Tribunal Administratif de Toulouse — Décision N° TA31-2303675

vendredi 19 avril 2024

JuridictionTribunal Administratif de Toulouse
SectionTribunal Administratif de Toulouse
N° DossierTA31-2303675
TypeDécision
RecoursExcès de pouvoir
Formation6ème Chambre
Avocat requérantSAIHI

Texte intégral

Vu la procédure suivante :

Par une requête enregistrée le 27 juin 2023, M. B A, représenté par Me Saihi, demande au tribunal :

1°) de l'admettre, à titre provisoire, au bénéfice de l'aide juridictionnelle ;

2°) d'annuler l'arrêté du 25 juin 2023 par lequel le préfet de l'Hérault l'a obligé à quitter sans délai le territoire français, a fixé son pays de destination et a prononcé à son encontre une interdiction de retour sur le territoire d'une durée de trois ans ;

3°) d'enjoindre au préfet de l'Hérault de procéder à la suppression du signalement aux fins de non admission dans le système d'information Schengen ;

4°) de mettre à la charge de l'État le versement à son conseil de la somme de 1 200 euros sur le fondement de l'article L. 761-1 du code de justice administrative et du deuxième alinéa de l'article 37 de la loi du 10 juillet 1991 relative à l'aide juridictionnelle.

Il soutient que :

- la décision portant obligation de quitter le territoire français a été prise par une autorité incompétente ;

- elle n'a pas été précédée de la procédure contradictoire prévue par les articles L. 122-1 et L. 122-2 du code des relations entre le public et l'administration ;

- elle méconnaît l'article 8 de la convention européenne de sauvegarde des droits de l'homme et des libertés fondamentales ;

- elle est entachée d'une erreur manifeste dans l'appréciation de ses conséquences sur sa situation personnelle ;

- la décision lui refusant un délai de départ volontaire n'est pas suffisamment motivée ;

- elle est dépourvue de base légale du fait de l'illégalité de la décision portant obligation de quitter le territoire français ;

- la décision portant interdiction de retour sur le territoire est illégale en raison de l'illégalité de la décision portant obligation de quitter le territoire français et de la décision lui refusant un délai de départ volontaire ;

- elle est entachée d'une erreur d'appréciation en ce qu'il ne constitue pas une menace pour l'ordre public.

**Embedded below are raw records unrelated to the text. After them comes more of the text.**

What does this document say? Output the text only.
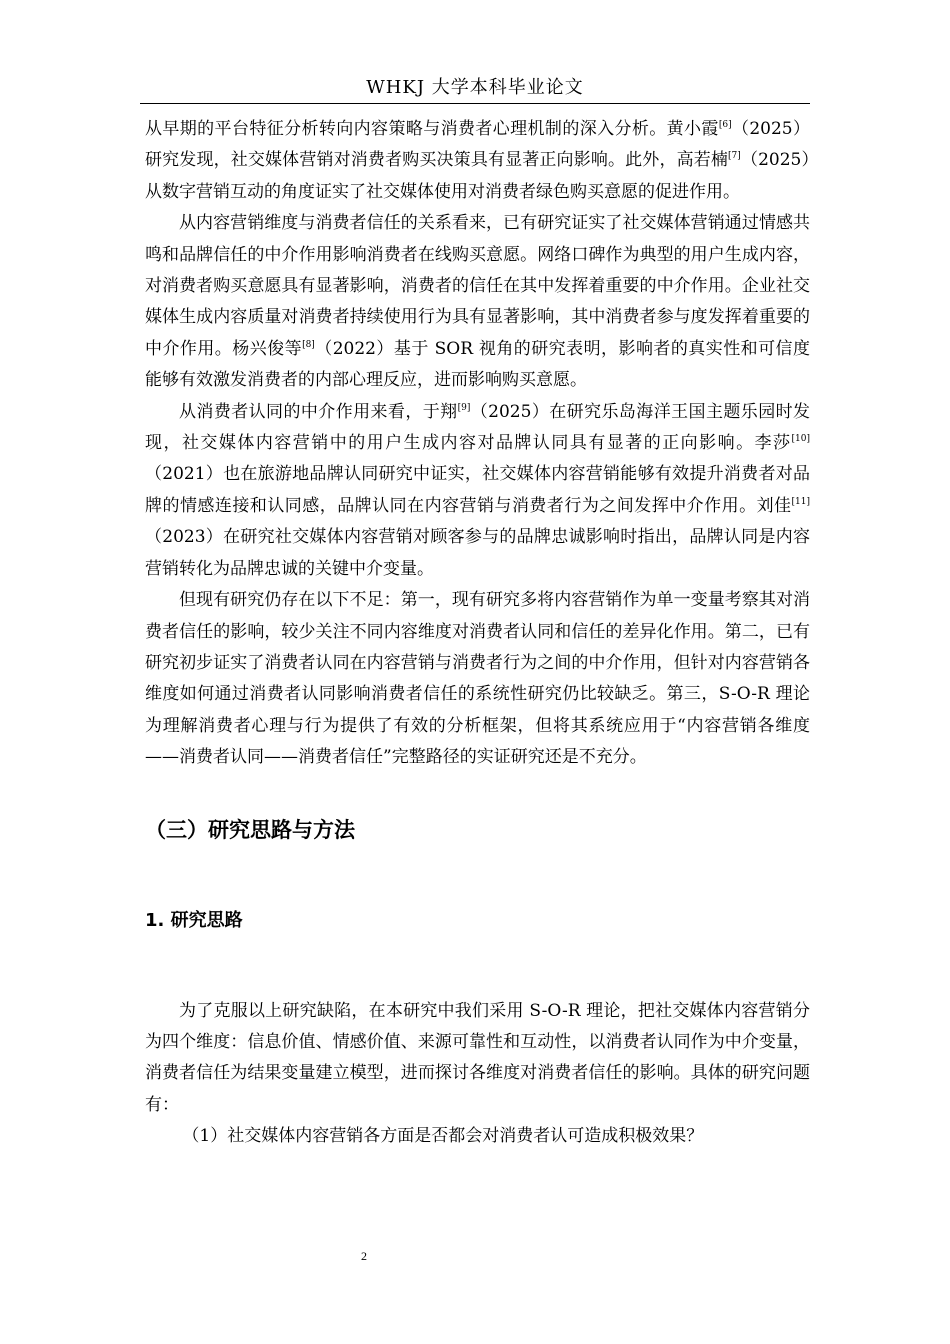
WHKJ 大学本科毕业论文

从早期的平台特征分析转向内容策略与消费者心理机制的深入分析。黄小霞[6]（2025）研究发现，社交媒体营销对消费者购买决策具有显著正向影响。此外，高若楠[7]（2025）从数字营销互动的角度证实了社交媒体使用对消费者绿色购买意愿的促进作用。

从内容营销维度与消费者信任的关系看来，已有研究证实了社交媒体营销通过情感共鸣和品牌信任的中介作用影响消费者在线购买意愿。网络口碑作为典型的用户生成内容，对消费者购买意愿具有显著影响，消费者的信任在其中发挥着重要的中介作用。企业社交媒体生成内容质量对消费者持续使用行为具有显著影响，其中消费者参与度发挥着重要的中介作用。杨兴俊等[8]（2022）基于 SOR 视角的研究表明，影响者的真实性和可信度能够有效激发消费者的内部心理反应，进而影响购买意愿。

从消费者认同的中介作用来看，于翔[9]（2025）在研究乐岛海洋王国主题乐园时发现，社交媒体内容营销中的用户生成内容对品牌认同具有显著的正向影响。李莎[10]（2021）也在旅游地品牌认同研究中证实，社交媒体内容营销能够有效提升消费者对品牌的情感连接和认同感，品牌认同在内容营销与消费者行为之间发挥中介作用。刘佳[11]（2023）在研究社交媒体内容营销对顾客参与的品牌忠诚影响时指出，品牌认同是内容营销转化为品牌忠诚的关键中介变量。

但现有研究仍存在以下不足：第一，现有研究多将内容营销作为单一变量考察其对消费者信任的影响，较少关注不同内容维度对消费者认同和信任的差异化作用。第二，已有研究初步证实了消费者认同在内容营销与消费者行为之间的中介作用，但针对内容营销各维度如何通过消费者认同影响消费者信任的系统性研究仍比较缺乏。第三，S-O-R 理论为理解消费者心理与行为提供了有效的分析框架，但将其系统应用于“内容营销各维度——消费者认同——消费者信任”完整路径的实证研究还是不充分。

（三）研究思路与方法

1. 研究思路

为了克服以上研究缺陷，在本研究中我们采用 S-O-R 理论，把社交媒体内容营销分为四个维度：信息价值、情感价值、来源可靠性和互动性，以消费者认同作为中介变量，消费者信任为结果变量建立模型，进而探讨各维度对消费者信任的影响。具体的研究问题有：

（1）社交媒体内容营销各方面是否都会对消费者认可造成积极效果？

2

Par un mémoire en défense enregistré le 10 octobre 2023, le préfet de l'Hérault conclut au rejet de la requête.

Il fait valoir qu'aucun des moyens de la requête n'est fondé.

M. A a été admis au bénéfice de l'aide juridictionnelle totale par une décision du 25 octobre 2023.

Par une ordonnance du 7 novembre 2023, la clôture de l'instruction a été fixée au 7 décembre 2023.

Vu les autres pièces du dossier.

Vu :

- la convention européenne de sauvegarde des droits de l'homme et des libertés fondamentales ;

- le code de l'entrée et du séjour des étrangers et du droit d'asile ;

- le code des relations entre le public et l'administration ;

- la loi n° 91-647 du 10 juillet 1991 ;

- le code de justice administrative.

Dans cette affaire, la présidente de la formation de jugement a dispensé le rapporteur public, sur sa demande, de prononcer des conclusions à l'audience.

Les parties ont été régulièrement averties du jour de l'audience.

Le rapport de Mme Poupineau a été entendu au cours de l'audience publique.

Considérant ce qui suit :

1. Par la présente requête, M. B A, ressortissant marocain, entré en France au cours de l'année 2017 selon ses déclarations, demande l'annulation de l'arrêté du 25 juin 2023 par lequel le préfet de l'Hérault l'a obligé à quitter sans délai le territoire français, a fixé son pays de destination et a prononcé à son encontre une interdiction de retour sur le territoire d'une durée de trois ans.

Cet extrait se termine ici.